Maybe you can transform your similarity matrix to a dissimilarity matrix such as transforming x to 1/x, then your problem is to cluster a dissimilarity matrix. I think the hierarchical cluster may work. These may help you:hierarchical clustering and Clustering a dissimilarity matrix
I have n words and their relatedness weight that gives me a n*n matrix. I'm going to use this for a search algorithm but the problem is I need to cluster the entered keywords based on their pairwise relation.
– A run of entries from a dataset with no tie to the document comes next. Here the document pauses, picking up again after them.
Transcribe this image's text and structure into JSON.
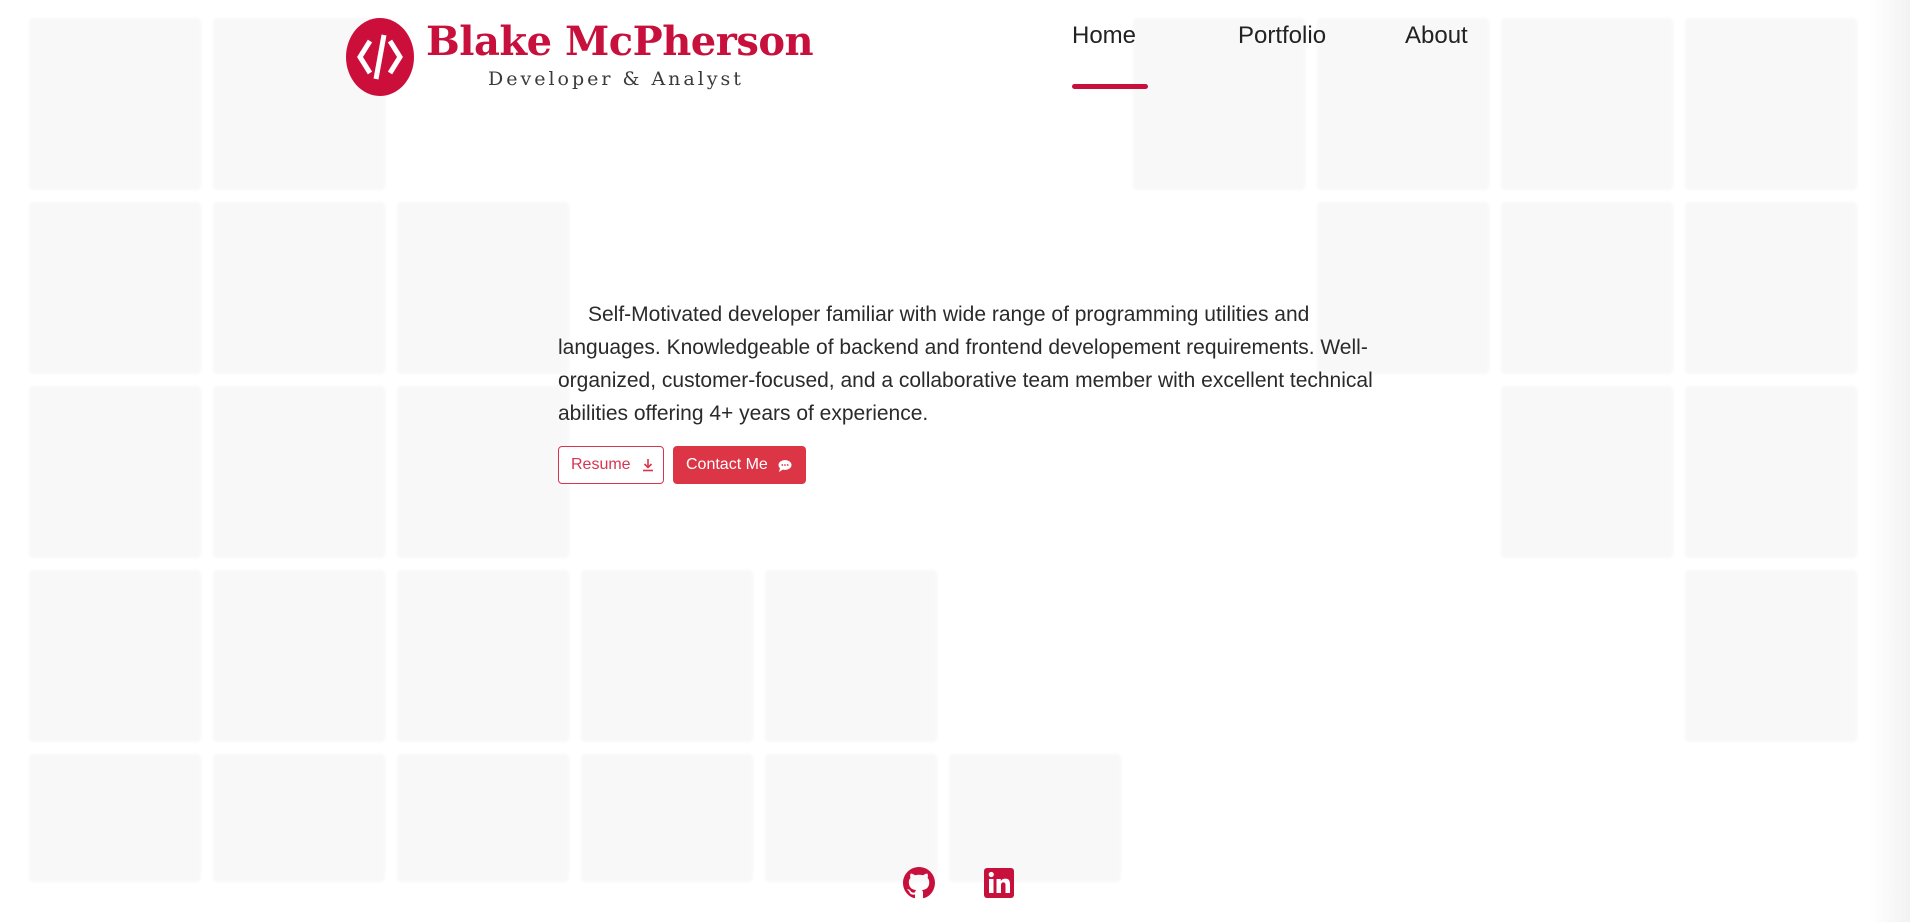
{
  "brand": {
    "name": "Blake McPherson",
    "tagline": "Developer & Analyst",
    "logo_icon": "code-brackets-icon",
    "accent_color": "#c8103d"
  },
  "nav": {
    "items": [
      {
        "label": "Home",
        "active": true
      },
      {
        "label": "Portfolio",
        "active": false
      },
      {
        "label": "About",
        "active": false
      }
    ]
  },
  "hero": {
    "description": "Self-Motivated developer familiar with wide range of programming utilities and languages. Knowledgeable of backend and frontend developement requirements. Well-organized, customer-focused, and a collaborative team member with excellent technical abilities offering 4+ years of experience.",
    "buttons": {
      "resume": {
        "label": "Resume",
        "icon": "download-icon"
      },
      "contact": {
        "label": "Contact Me",
        "icon": "chat-bubble-icon"
      }
    }
  },
  "socials": [
    {
      "name": "GitHub",
      "icon": "github-icon"
    },
    {
      "name": "LinkedIn",
      "icon": "linkedin-icon"
    }
  ]
}
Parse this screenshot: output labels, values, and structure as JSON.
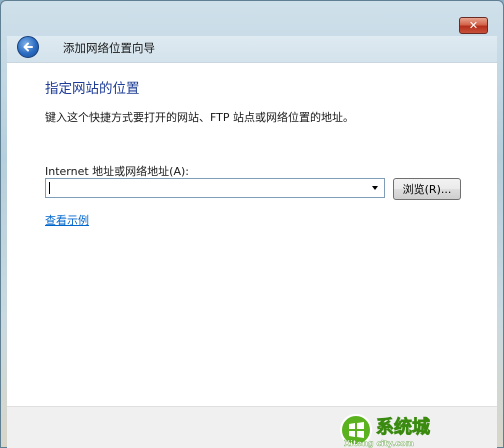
{
  "window": {
    "close_glyph": "✕"
  },
  "header": {
    "title": "添加网络位置向导",
    "back_icon": "back-arrow-icon"
  },
  "content": {
    "main_instruction": "指定网站的位置",
    "description": "键入这个快捷方式要打开的网站、FTP 站点或网络位置的地址。",
    "address_label": "Internet 地址或网络地址(A):",
    "address_value": "",
    "browse_label": "浏览(R)...",
    "example_link": "查看示例"
  },
  "watermark": {
    "brand_cn": "系统城",
    "brand_en": "Xitong city.com"
  },
  "colors": {
    "instruction_blue": "#1e3c96",
    "link_blue": "#0066cc",
    "close_red": "#c8503a",
    "watermark_green": "#5ab31e"
  }
}
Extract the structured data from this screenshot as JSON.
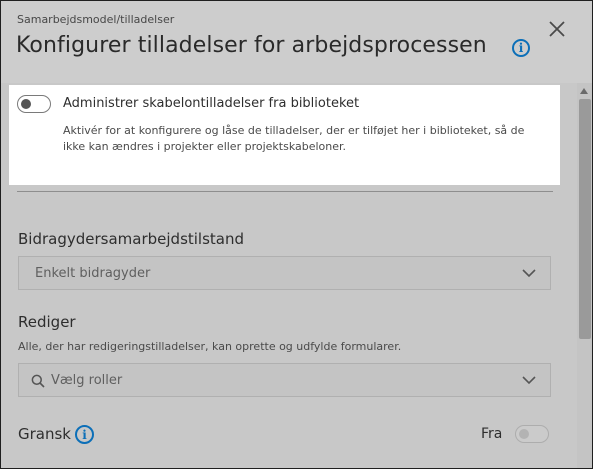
{
  "header": {
    "breadcrumb": "Samarbejdsmodel/tilladelser",
    "title": "Konfigurer tilladelser for arbejdsprocessen",
    "icons": {
      "info": "info-icon",
      "close": "close-icon"
    }
  },
  "library_toggle": {
    "label": "Administrer skabelontilladelser fra biblioteket",
    "description": "Aktivér for at konfigurere og låse de tilladelser, der er tilføjet her i biblioteket, så de ikke kan ændres i projekter eller projektskabeloner.",
    "enabled": false
  },
  "contributor": {
    "label": "Bidragydersamarbejdstilstand",
    "selected": "Enkelt bidragyder"
  },
  "edit": {
    "label": "Rediger",
    "helper": "Alle, der har redigeringstilladelser, kan oprette og udfylde formularer.",
    "placeholder": "Vælg roller"
  },
  "review": {
    "label": "Gransk",
    "toggle_text": "Fra",
    "enabled": false
  },
  "colors": {
    "accent": "#0c6fb8",
    "overlay": "#c8c8c8",
    "highlight": "#ffffff"
  }
}
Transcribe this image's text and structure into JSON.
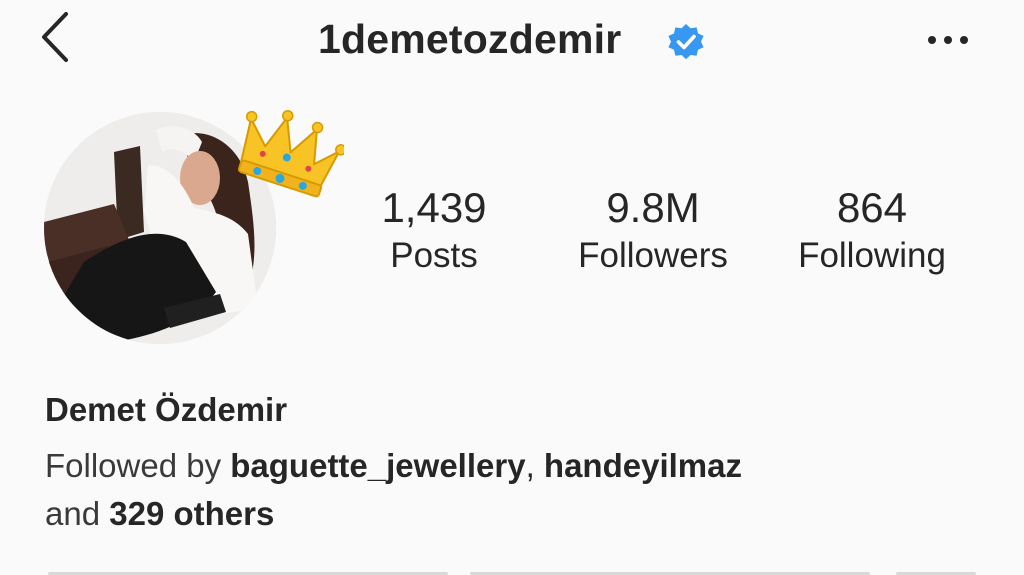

So let's say if the keywords are {tennis,federer,wimbledon,london,police} and we have the following data from our weight matrix:
tennis federer wimbledon london police
tennis 1 0.8 0.6 0.4 0.0
federer 0.8 1 0.65 0.4 0.02
wimbledon 0.6 0.65 1 0.08 0.09
london 0.4 0.4 0.08 1 0.71
police 0.0 0.02 0.09 0.71 1
I need an algorithm to to cluster them into 2 clusters : {tennis,federer,wimbledon} {london,police}. Is there any know clustering algorithm than can deal with such thing ? I did some research, it appears that K-means algorithm is the most well known algorithm being used for clustering but apparently K-means doesn't suit this case.
I would greatly appreciate any help.
You can treat it as a network clustering problem. With a recent version of mcl software (http://micans.org/mcl), you can do this (I've called your example fe.data).
mcxarray -data fe.data -skipr 1 -skipc 1 -write-tab fe.tab -write-data fe.mci -co 0 -tf 'gq(0)' -o fe.cor
# the above computes correlations (put in data file fe.cor) and a network (put in data file fe.mci).
# below proceeds with the network.
mcl fe.mci -I 3 -o - -use-tab fe.tab
# this outputs the clustering you expect. -I is the 'inflation parameter'. The latter affects
# cluster granularity. With the default parameter 2, everything ends up in a single cluster.
Disclaimer: I wrote mcl and a slew of associated network loading/conversion and analysis programs recently rebranded as 'mcl-edge'. They all come together in a single software package. Seeing your example made me curious whether it would be doable with mcl-edge, so I quickly tested it.
Consider DBSCAN. If it suits your needs, you might wish to take a closer look at an optimised version, TI-DBSCAN, which uses triangle inequality for reducing spatial query cost.
DBSCAN's advantages and disadvantages are discussed on Wikipedia. It splits input data to a set of clusters whose cardinality isn't known a priori. You'd have to transform your similarity matrix into a distance matrix, for example by taking 1 - similarity as a distance.
Check this book on Information retrieval
http://nlp.stanford.edu/IR-book/html/htmledition/hierarchical-agglomerative-clustering-1.html
it explains very well what you want to do
Your weights are higher for more similar words and lower for more different words. A clustering algorithm requires similar points/words to be closer spatially and different words to be distant. You should change the matrix M into 1-M and then use any clustering method you want, including k-means.
If you've got a distance matrix, it seems a shame not to try http://en.wikipedia.org/wiki/Single_linkage_clustering. By hand, I think you get the following clustering:
((federer, tennis), wimbledon) (london, police)
The similarity for the link that joins the two main groups (either tennis-london or federer-london) is smaller than any of the similarities that build the two groups: london-police, tennis-federer, and federer-wimbledon: this characteristic is guaranteed by single linkage clustering, since it binds together closest clusters at each stage, and the two main groups are linked by the last binding found.
DBSCAN (see other answers) and successors such as OPTICS are clearly an option.
While the examples are on vector data, all that the algorithms need is a distance function. If you have a similarity matrix, that can trivially be used as distance function.
The example data set probably is a bit too small for them to produce meaningful results. If you just have this little of data, any "hierarchical clustering" should be feasible and do the job for you. You then just need to decide on the best number of clusters.